I gave him a few suggestions and for the next hour or so he was consumed with finding out what the Bible had to say about entertainment and video games. I couldn’t have been more pleased. Not because he’s consumed with trying to convince me our decision was wrong, which he obviously was, but because he was willing to work hard to find out the Truth.
When I was a new mom with toddlers under foot, older parents frequently said, “You think it’s tough now, just wait until they’re teenagers.” The terrible two’s were supposedly no match for the turbulent teens.
Well, a decade later, I concede that they were right up to a point. The teen years definitely require parents to be at the top of their game at all times. Since that day, many similar issues have come up where our teens have wondered why we do things the way we do. It’s also hard sometimes for a parent to accept that their questions aren’t because they are challenging our authority, but because they want to know Truth for themselves.

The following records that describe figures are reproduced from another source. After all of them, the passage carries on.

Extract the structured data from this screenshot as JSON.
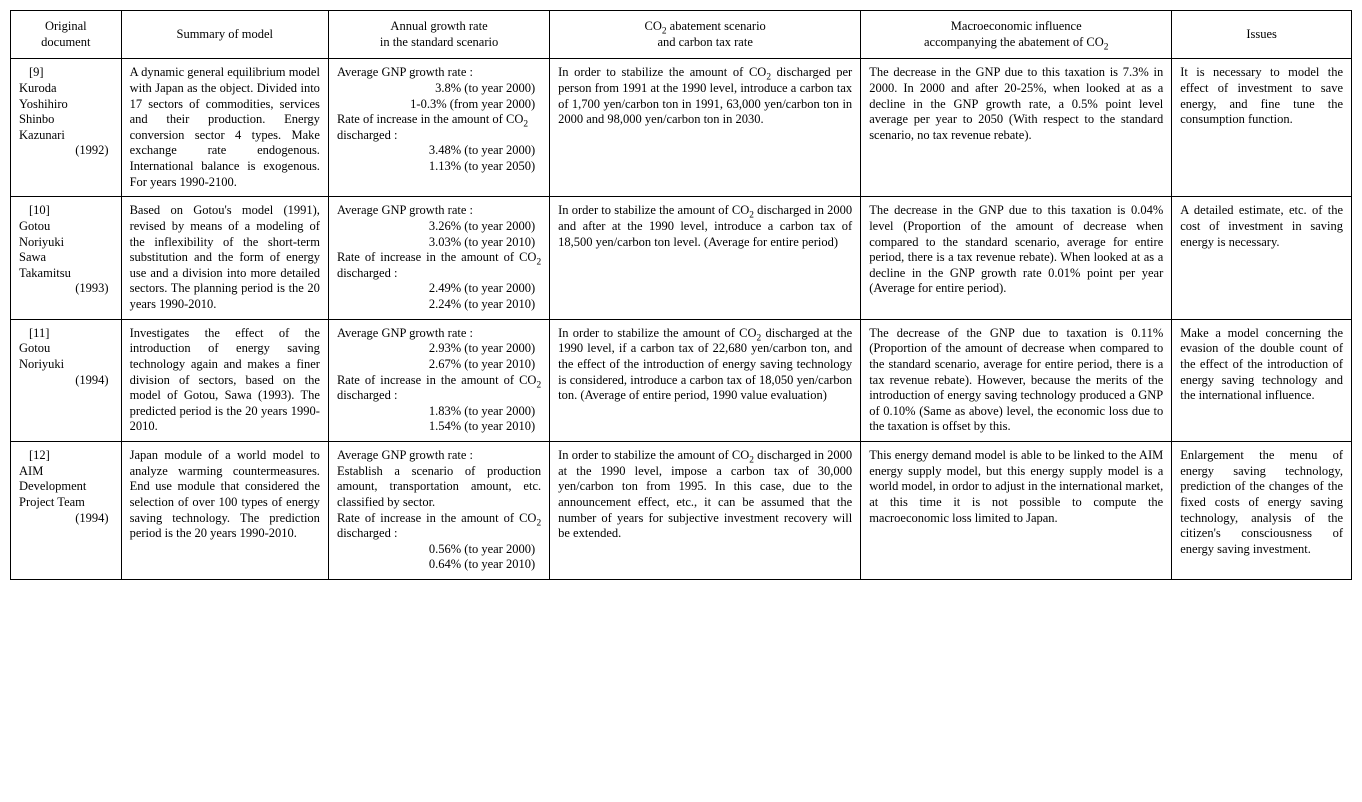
{
  "columns": [
    "Original\ndocument",
    "Summary of model",
    "Annual growth rate\nin the standard scenario",
    "CO₂ abatement scenario\nand carbon tax rate",
    "Macroeconomic influence\naccompanying the abatement of CO₂",
    "Issues"
  ],
  "rows": [
    {
      "doc": {
        "ref": "[9]",
        "authors": "Kuroda\nYoshihiro\nShinbo\nKazunari",
        "year": "(1992)"
      },
      "summary": "A dynamic general equilibrium model with Japan as the object. Divided into 17 sectors of commodities, services and their production. Energy conversion sector 4 types. Make exchange rate endogenous. International balance is exogenous. For years 1990-2100.",
      "growth": {
        "gnp_label": "Average GNP growth rate :",
        "gnp_lines": [
          "3.8% (to year 2000)",
          "1-0.3% (from year 2000)"
        ],
        "co2_label": "Rate of increase in the amount of CO₂ discharged :",
        "co2_lines": [
          "3.48% (to year 2000)",
          "1.13% (to year 2050)"
        ]
      },
      "abatement": "In order to stabilize the amount of CO₂ discharged per person from 1991 at the 1990 level, introduce a carbon tax of 1,700 yen/carbon ton in 1991, 63,000 yen/carbon ton in 2000 and 98,000 yen/carbon ton in 2030.",
      "macro": "The decrease in the GNP due to this taxation is 7.3% in 2000. In 2000 and after 20-25%, when looked at as a decline in the GNP growth rate, a 0.5% point level average per year to 2050 (With respect to the standard scenario, no tax revenue rebate).",
      "issues": "It is necessary to model the effect of investment to save energy, and fine tune the consumption function."
    },
    {
      "doc": {
        "ref": "[10]",
        "authors": "Gotou\nNoriyuki\nSawa\nTakamitsu",
        "year": "(1993)"
      },
      "summary": "Based on Gotou's model (1991), revised by means of a modeling of the inflexibility of the short-term substitution and the form of energy use and a division into more detailed sectors. The planning period is the 20 years 1990-2010.",
      "growth": {
        "gnp_label": "Average GNP growth rate :",
        "gnp_lines": [
          "3.26% (to year 2000)",
          "3.03% (to year 2010)"
        ],
        "co2_label": "Rate of increase in the amount of CO₂ discharged :",
        "co2_lines": [
          "2.49% (to year 2000)",
          "2.24% (to year 2010)"
        ]
      },
      "abatement": "In order to stabilize the amount of CO₂ discharged in 2000 and after at the 1990 level, introduce a carbon tax of 18,500 yen/carbon ton level. (Average for entire period)",
      "macro": "The decrease in the GNP due to this taxation is 0.04% level (Proportion of the amount of decrease when compared to the standard scenario, average for entire period, there is a tax revenue rebate). When looked at as a decline in the GNP growth rate 0.01% point per year (Average for entire period).",
      "issues": "A detailed estimate, etc. of the cost of investment in saving energy is necessary."
    },
    {
      "doc": {
        "ref": "[11]",
        "authors": "Gotou\nNoriyuki",
        "year": "(1994)"
      },
      "summary": "Investigates the effect of the introduction of energy saving technology again and makes a finer division of sectors, based on the model of Gotou, Sawa (1993). The predicted period is the 20 years 1990-2010.",
      "growth": {
        "gnp_label": "Average GNP growth rate :",
        "gnp_lines": [
          "2.93% (to year 2000)",
          "2.67% (to year 2010)"
        ],
        "co2_label": "Rate of increase in the amount of CO₂ discharged :",
        "co2_lines": [
          "1.83% (to year 2000)",
          "1.54% (to year 2010)"
        ]
      },
      "abatement": "In order to stabilize the amount of CO₂ discharged at the 1990 level, if a carbon tax of 22,680 yen/carbon ton, and the effect of the introduction of energy saving technology is considered, introduce a carbon tax of 18,050 yen/carbon ton. (Average of entire period, 1990 value evaluation)",
      "macro": "The decrease of the GNP due to taxation is 0.11% (Proportion of the amount of decrease when compared to the standard scenario, average for entire period, there is a tax revenue rebate). However, because the merits of the introduction of energy saving technology produced a GNP of 0.10% (Same as above) level, the economic loss due to the taxation is offset by this.",
      "issues": "Make a model concerning the evasion of the double count of the effect of the introduction of energy saving technology and the international influence."
    },
    {
      "doc": {
        "ref": "[12]",
        "authors": "AIM\nDevelopment\nProject Team",
        "year": "(1994)"
      },
      "summary": "Japan module of a world model to analyze warming countermeasures. End use module that considered the selection of over 100 types of energy saving technology. The prediction period is the 20 years 1990-2010.",
      "growth": {
        "gnp_label": "Average GNP growth rate :",
        "gnp_text": "Establish a scenario of production amount, transportation amount, etc. classified by sector.",
        "co2_label": "Rate of increase in the amount of CO₂ discharged :",
        "co2_lines": [
          "0.56% (to year 2000)",
          "0.64% (to year 2010)"
        ]
      },
      "abatement": "In order to stabilize the amount of CO₂ discharged in 2000 at the 1990 level, impose a carbon tax of 30,000 yen/carbon ton from 1995. In this case, due to the announcement effect, etc., it can be assumed that the number of years for subjective investment recovery will be extended.",
      "macro": "This energy demand model is able to be linked to the AIM energy supply model, but this energy supply model is a world model, in ordor to adjust in the international market, at this time it is not possible to compute the macroeconomic loss limited to Japan.",
      "issues": "Enlargement the menu of energy saving technology, prediction of the changes of the fixed costs of energy saving technology, analysis of the citizen's consciousness of energy saving investment."
    }
  ],
  "style": {
    "font_family": "Times New Roman",
    "font_size_pt": 10,
    "border_color": "#000000",
    "background_color": "#ffffff",
    "text_color": "#000000"
  }
}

Later, I had a discussion with both of my teenage sons. They told me that growing up is difficult because some people don’t understand their desire to be men and they still treat them like little boys needing to be mothered. I must admit learning to let go isn’t easy. I enjoy seeing them mature into manhood, but selfishly I want them to be boys just a little longer. They also reminded me that it takes three things to make a relationship work: Two people who want to have a relationship and a shared interest.
I am eternally grateful that my children want to have a relationship with me and that the thread that binds us together is the Truth of God’s Word. It is our shared love for the Truth that will keep our relationship strong in the face of challenging questions and decisions. Despite the turbulence, I have no greater joy than to be the mother of six children who are seeking to make the Truth their own. (3 John 1:4)The rest of the story....

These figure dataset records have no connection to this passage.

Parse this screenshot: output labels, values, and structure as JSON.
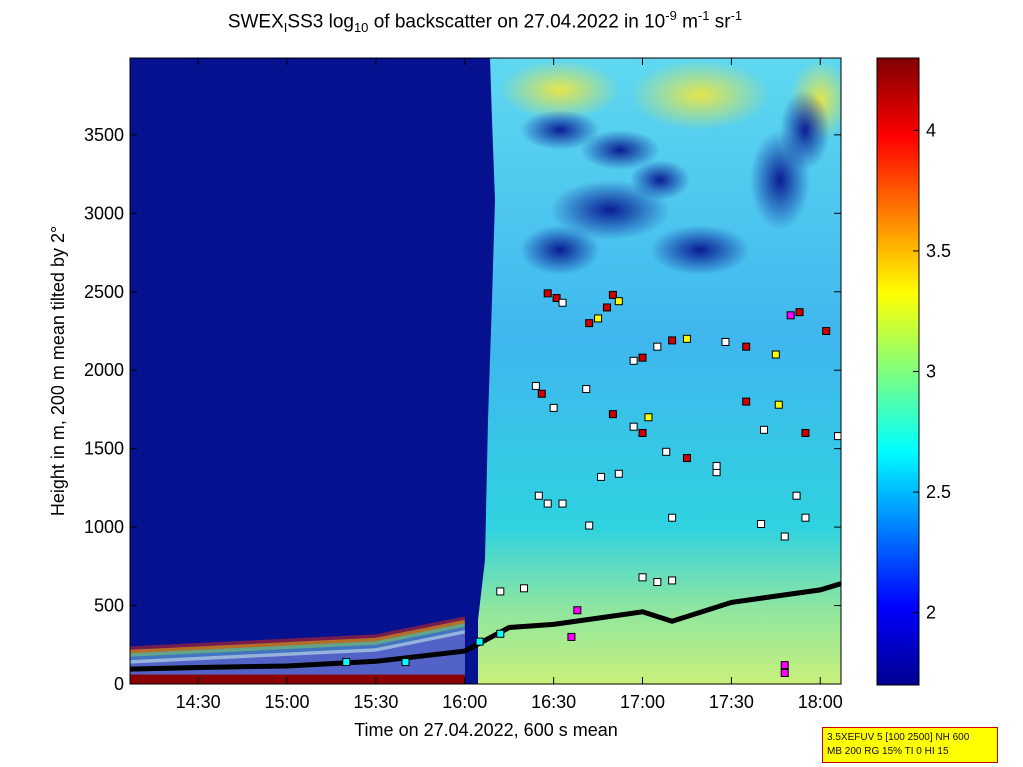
{
  "title_parts": {
    "main": "SWEX",
    "sub1": "I",
    "mid": "SS3 log",
    "sub2": "10",
    "rest": " of backscatter on 27.04.2022 in 10",
    "sup1": "-9",
    "unit1": " m",
    "sup2": "-1",
    "unit2": " sr",
    "sup3": "-1"
  },
  "info_box": {
    "line1": "3.5XEFUV 5 [100 2500] NH 600",
    "line2": "MB 200 RG 15% TI 0 HI 15"
  },
  "chart_data": {
    "type": "heatmap",
    "title": "SWEXISS3 log10 of backscatter on 27.04.2022 in 10-9 m-1 sr-1",
    "xlabel": "Time on 27.04.2022, 600 s mean",
    "ylabel": "Height in m, 200 m mean tilted by 2°",
    "x_ticks": [
      "14:30",
      "15:00",
      "15:30",
      "16:00",
      "16:30",
      "17:00",
      "17:30",
      "18:00"
    ],
    "y_ticks": [
      "0",
      "500",
      "1000",
      "1500",
      "2000",
      "2500",
      "3000",
      "3500"
    ],
    "xlim": [
      "14:07",
      "18:07"
    ],
    "ylim": [
      0,
      3990
    ],
    "colorbar": {
      "min": 1.7,
      "max": 4.3,
      "ticks": [
        "2",
        "2.5",
        "3",
        "3.5",
        "4"
      ],
      "colormap": "jet"
    },
    "boundary_layer_height": {
      "name": "black line",
      "x": [
        "14:07",
        "14:30",
        "15:00",
        "15:30",
        "16:00",
        "16:15",
        "16:30",
        "16:45",
        "17:00",
        "17:10",
        "17:30",
        "17:45",
        "18:00",
        "18:07"
      ],
      "y": [
        95,
        105,
        115,
        145,
        210,
        360,
        380,
        420,
        460,
        400,
        520,
        560,
        600,
        640
      ]
    },
    "layer_marks": {
      "colors": [
        "#ffffff",
        "#cc0000",
        "#ffff00",
        "#ff00ff",
        "#00ffff"
      ],
      "points": [
        [
          "16:28",
          2490,
          1
        ],
        [
          "16:31",
          2460,
          1
        ],
        [
          "16:33",
          2430,
          0
        ],
        [
          "16:42",
          2300,
          1
        ],
        [
          "16:45",
          2330,
          2
        ],
        [
          "16:48",
          2400,
          1
        ],
        [
          "16:50",
          2480,
          1
        ],
        [
          "16:52",
          2440,
          2
        ],
        [
          "16:57",
          2060,
          0
        ],
        [
          "17:00",
          2080,
          1
        ],
        [
          "17:05",
          2150,
          0
        ],
        [
          "17:10",
          2190,
          1
        ],
        [
          "17:15",
          2200,
          2
        ],
        [
          "17:28",
          2180,
          0
        ],
        [
          "17:35",
          2150,
          1
        ],
        [
          "17:45",
          2100,
          2
        ],
        [
          "17:50",
          2350,
          3
        ],
        [
          "17:53",
          2370,
          1
        ],
        [
          "18:02",
          2250,
          1
        ],
        [
          "16:24",
          1900,
          0
        ],
        [
          "16:26",
          1850,
          1
        ],
        [
          "16:30",
          1760,
          0
        ],
        [
          "16:41",
          1880,
          0
        ],
        [
          "16:50",
          1720,
          1
        ],
        [
          "16:57",
          1640,
          0
        ],
        [
          "17:00",
          1600,
          1
        ],
        [
          "17:02",
          1700,
          2
        ],
        [
          "17:08",
          1480,
          0
        ],
        [
          "17:15",
          1440,
          1
        ],
        [
          "17:25",
          1350,
          0
        ],
        [
          "17:35",
          1800,
          1
        ],
        [
          "17:41",
          1620,
          0
        ],
        [
          "17:46",
          1780,
          2
        ],
        [
          "17:55",
          1600,
          1
        ],
        [
          "18:06",
          1580,
          0
        ],
        [
          "16:25",
          1200,
          0
        ],
        [
          "16:28",
          1150,
          0
        ],
        [
          "16:33",
          1150,
          0
        ],
        [
          "16:42",
          1010,
          0
        ],
        [
          "16:46",
          1320,
          0
        ],
        [
          "16:52",
          1340,
          0
        ],
        [
          "17:10",
          1060,
          0
        ],
        [
          "17:25",
          1390,
          0
        ],
        [
          "17:40",
          1020,
          0
        ],
        [
          "17:48",
          940,
          0
        ],
        [
          "17:52",
          1200,
          0
        ],
        [
          "17:55",
          1060,
          0
        ],
        [
          "16:12",
          590,
          0
        ],
        [
          "16:20",
          610,
          0
        ],
        [
          "17:00",
          680,
          0
        ],
        [
          "17:05",
          650,
          0
        ],
        [
          "17:10",
          660,
          0
        ],
        [
          "16:38",
          470,
          3
        ],
        [
          "16:36",
          300,
          3
        ],
        [
          "17:48",
          120,
          3
        ],
        [
          "17:48",
          70,
          3
        ],
        [
          "16:05",
          270,
          4
        ],
        [
          "16:12",
          320,
          4
        ],
        [
          "15:20",
          140,
          4
        ],
        [
          "15:40",
          140,
          4
        ]
      ]
    }
  }
}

Our decision not to allow video games remained in place. At fourteen, he began to understand the the Bible is definitely not silent on issues of entertainment and how we are to use our time even if videos are not mentioned specifically. However he was still a little unsettled about them and thought that playing videos in moderation would be okay. After voicing his thoughts, he accepted our decision.

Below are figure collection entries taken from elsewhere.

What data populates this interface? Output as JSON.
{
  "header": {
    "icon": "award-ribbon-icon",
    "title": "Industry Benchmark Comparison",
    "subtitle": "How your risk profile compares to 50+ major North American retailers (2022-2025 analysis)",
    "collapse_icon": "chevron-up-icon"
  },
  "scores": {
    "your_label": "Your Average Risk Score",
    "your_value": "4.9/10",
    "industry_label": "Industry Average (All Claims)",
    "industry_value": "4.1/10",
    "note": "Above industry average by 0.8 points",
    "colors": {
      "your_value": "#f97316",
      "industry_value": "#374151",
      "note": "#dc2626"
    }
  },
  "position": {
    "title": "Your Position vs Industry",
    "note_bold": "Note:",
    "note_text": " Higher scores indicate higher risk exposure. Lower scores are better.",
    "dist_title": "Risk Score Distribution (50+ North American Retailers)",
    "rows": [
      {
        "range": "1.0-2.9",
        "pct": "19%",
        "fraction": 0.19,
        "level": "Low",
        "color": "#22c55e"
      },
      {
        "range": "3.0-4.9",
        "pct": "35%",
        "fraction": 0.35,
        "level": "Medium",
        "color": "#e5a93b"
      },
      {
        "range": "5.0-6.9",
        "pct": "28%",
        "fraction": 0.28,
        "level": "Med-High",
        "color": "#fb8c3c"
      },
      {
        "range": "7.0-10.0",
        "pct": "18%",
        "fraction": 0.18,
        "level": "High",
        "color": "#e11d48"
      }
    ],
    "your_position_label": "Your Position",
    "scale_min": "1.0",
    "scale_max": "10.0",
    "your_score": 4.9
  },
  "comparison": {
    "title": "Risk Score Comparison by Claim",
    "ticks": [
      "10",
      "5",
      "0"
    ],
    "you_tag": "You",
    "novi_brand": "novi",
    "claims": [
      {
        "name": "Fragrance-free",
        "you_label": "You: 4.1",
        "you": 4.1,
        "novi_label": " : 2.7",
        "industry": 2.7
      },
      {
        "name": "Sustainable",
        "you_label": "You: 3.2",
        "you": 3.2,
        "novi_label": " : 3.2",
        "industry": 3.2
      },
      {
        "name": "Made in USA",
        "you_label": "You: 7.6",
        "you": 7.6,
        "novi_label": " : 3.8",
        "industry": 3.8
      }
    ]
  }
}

Two years later....Josh is now sixteen. He took his first college class and taught himself to draw in order to prepare for a possible career in transportation or product design. He is also become proficient at the violin and spends time playing in a community orchestra. In order to pay for his lessons and college classes, he has recently taken a job life guarding. (He also had a paper route, cut lawns, and shoveled snow.) Although I am proud of his work ethic, I don't share this to boast. I think our decision not to allow video and computer games forced him to use his time more wisely and to develop skills and potential career opportunities. At fourteen he accepted our decision; at sixteen he sees the wisdom of our decision.